10. A SACRED RECOLLECTION AND PENANCE
A variety of incidents
in my life have conspired to bring me in close contact with people of many
creeds and many communities, and my experience with all of them warrants
the statement that I have known no distinction between relatives and strangers,
countrymen and foreigners, white and coloured, Hindus and Indians of other
faiths, whether Musalmans, Parsis, Christians, or Jews. I may say that
my heart has been incapable of making any such distinctions. I cannot claim
this as a special virtue, as it is in my very nature, rather than a result
of any effort on my part, whereas in the case of ahimsa (non-violence),
brahmacharya
(celibacy), aparigraha (non-possession), and other cardinal virtues,
I am fully conscious of a continuous striving for their cultivation.
When I was practising in Durban,
my office clerks often stayed with me, and there were among them Hindus
and Christians, or to describe them by their provinces, Gujaratis and Tamilians.
I do not recollect having ever regarded them as anything but my kith and
kin.
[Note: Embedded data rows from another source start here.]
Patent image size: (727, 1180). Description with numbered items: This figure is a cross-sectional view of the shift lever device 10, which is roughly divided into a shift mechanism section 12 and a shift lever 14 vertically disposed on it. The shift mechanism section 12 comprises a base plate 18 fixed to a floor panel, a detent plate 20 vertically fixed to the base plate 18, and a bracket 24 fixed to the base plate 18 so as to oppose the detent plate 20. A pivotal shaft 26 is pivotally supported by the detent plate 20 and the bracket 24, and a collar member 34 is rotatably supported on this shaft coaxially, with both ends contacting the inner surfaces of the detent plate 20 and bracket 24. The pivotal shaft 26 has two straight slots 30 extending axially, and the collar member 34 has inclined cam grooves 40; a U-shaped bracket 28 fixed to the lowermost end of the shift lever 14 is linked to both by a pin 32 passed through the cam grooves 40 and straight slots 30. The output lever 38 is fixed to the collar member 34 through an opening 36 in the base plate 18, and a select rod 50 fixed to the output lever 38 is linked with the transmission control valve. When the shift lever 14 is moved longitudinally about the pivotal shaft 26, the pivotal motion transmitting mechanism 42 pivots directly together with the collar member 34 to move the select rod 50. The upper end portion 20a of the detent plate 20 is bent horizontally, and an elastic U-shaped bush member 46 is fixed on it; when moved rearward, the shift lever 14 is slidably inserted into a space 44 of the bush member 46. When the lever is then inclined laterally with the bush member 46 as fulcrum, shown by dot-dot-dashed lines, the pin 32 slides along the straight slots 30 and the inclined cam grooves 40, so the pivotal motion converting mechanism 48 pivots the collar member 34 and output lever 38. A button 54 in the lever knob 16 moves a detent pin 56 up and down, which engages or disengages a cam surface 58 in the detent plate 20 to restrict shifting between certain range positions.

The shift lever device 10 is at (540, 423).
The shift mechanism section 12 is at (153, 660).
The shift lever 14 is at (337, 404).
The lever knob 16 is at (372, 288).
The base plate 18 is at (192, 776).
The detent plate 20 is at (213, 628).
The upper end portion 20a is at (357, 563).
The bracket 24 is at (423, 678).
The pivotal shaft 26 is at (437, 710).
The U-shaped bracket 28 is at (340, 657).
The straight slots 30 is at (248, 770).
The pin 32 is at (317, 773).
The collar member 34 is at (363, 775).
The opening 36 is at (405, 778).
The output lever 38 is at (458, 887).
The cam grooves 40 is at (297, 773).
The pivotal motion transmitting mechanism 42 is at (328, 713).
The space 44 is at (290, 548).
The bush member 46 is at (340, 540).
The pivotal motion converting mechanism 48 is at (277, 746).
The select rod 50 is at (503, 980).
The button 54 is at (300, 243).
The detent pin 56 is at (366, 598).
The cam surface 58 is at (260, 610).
I treated them as members of my family, and had unpleasantness with
my wife if ever she stood in the way of my treating them as such. One of
the clerks was a Christian, born of [untouchable] Panchama parents.
The house was built after the
Western model, and the rooms rightly had no outlets for dirty water. Each
room had therefore chamber-pots. Rather than have these cleaned by a servant
or a sweeper, my wife or I attended to them. The clerks who made themselves
completely at home would naturally clean their own pots, but the Christian
clerk was a newcomer, and it was our duty to attend to his bedroom. My
wife managed the pots of the others, but to clean those used by one who
had been a Panchama seemed to her to be the limit, and we fell out. She
could not bear the pots being cleaned by me, neither did she like doing
it herself. Even today I can recall the picture of her chiding me, her
eyes red with anger, and pearl drops streaming down her cheeks, as she
descended the ladder, pot in hand. But I was a cruelly kind husband. I
regarded myself as her teacher, and so harrassed her out of my blind love
for her.
I was far from being satisfied by
her merely carrying the pot. I would have her do it cheerfully. So I said,
raising my voice: 'I will not stand this nonsense in my house.'
The words pierced her like an
arrow.
She shouted back: 'Keep your
house to yourself and let me go.' I forgot myself, and the spring of compassion
dried up in me. I caught her by the hand, dragged the helpless woman to
the gate, which was just opposite the ladder, and proceeded to open it
with the intention of pushing her out. The tears were running down her
cheeks in torrents, and she cried: 'Have you no sense of shame? Must you
so far forget yourself? Where am I to go? I have no parents or relatives
here to harbour me. Being your wife, you think I must put up with your
cuffs and kicks? For Heaven's sake behave yourself and shut the gate. Let
us not be found making scenes like this!'
I put on a brave face, but was
really ashamed, and shut the gate. If my wife could not leave me, neither
could I leave her. We have had numerous bickerings, but the end has always
been peace between us. The wife, with her matchless powers of endurance,
has always been the victor.
Today I am in a position to
narrate the incident with some detachment, as it belongs to a period out
of which I have fortunately emerged. I am no longer a blind, infatuated
husband, I am no more my wife's teacher. Kasturba can, if she will, be
as unpleasant to me today, as I used to be to her before. We are tried
friends, the one no longer regarding the other as the object of lust. She
has been a faithful nurse throughout my illnesses, serving without any
thought of reward.
The incident in question occured
in 1898, when I had no conception of brahmacharya. It was a time
when I thought that the wife was the object of the husband's lust, born
to do her husband's behest, rather than a helpmate, a comrade and a partner
in the husband's joys and sorrows.
It was in the year 1900 that
these ideas underwent a radical transformation, and in 1906 they took concrete
shape. But of this I propose to speak in its proper place. Suffice it to
say that with the gradual disappearance in me of the carnal appetite, my
domestic life became and is becoming more and more peaceful, sweet, and
happy.
Let no one conclude from this
narrative of a sacred recollection that we are by any means an ideal couple,
or that there is a complete identity of ideals between us. Kasturba herself
does not perhaps know whether she has any ideals independently of me. It
is likely that many of my doings have not her approval even today. We never
discuss them, I see no good in discussing them. For she was educated neither
by her parents, nor by me at the time when I ought to have done it. But
she is blessed with one great quality to a very considerable degree, a
quality which most Hindu wives posses in some measure. And it is this:
willingly or unwillingly, consciously or unconsciously, she has considered
herself blessed in following in my footsteps, and has never stood in the
way of my endeavour to lead a life of restraint. Though, therefore, there
is a wide difference between us intellectually, I have always had the feeling
that ours is a life of contentment, happiness, and progress.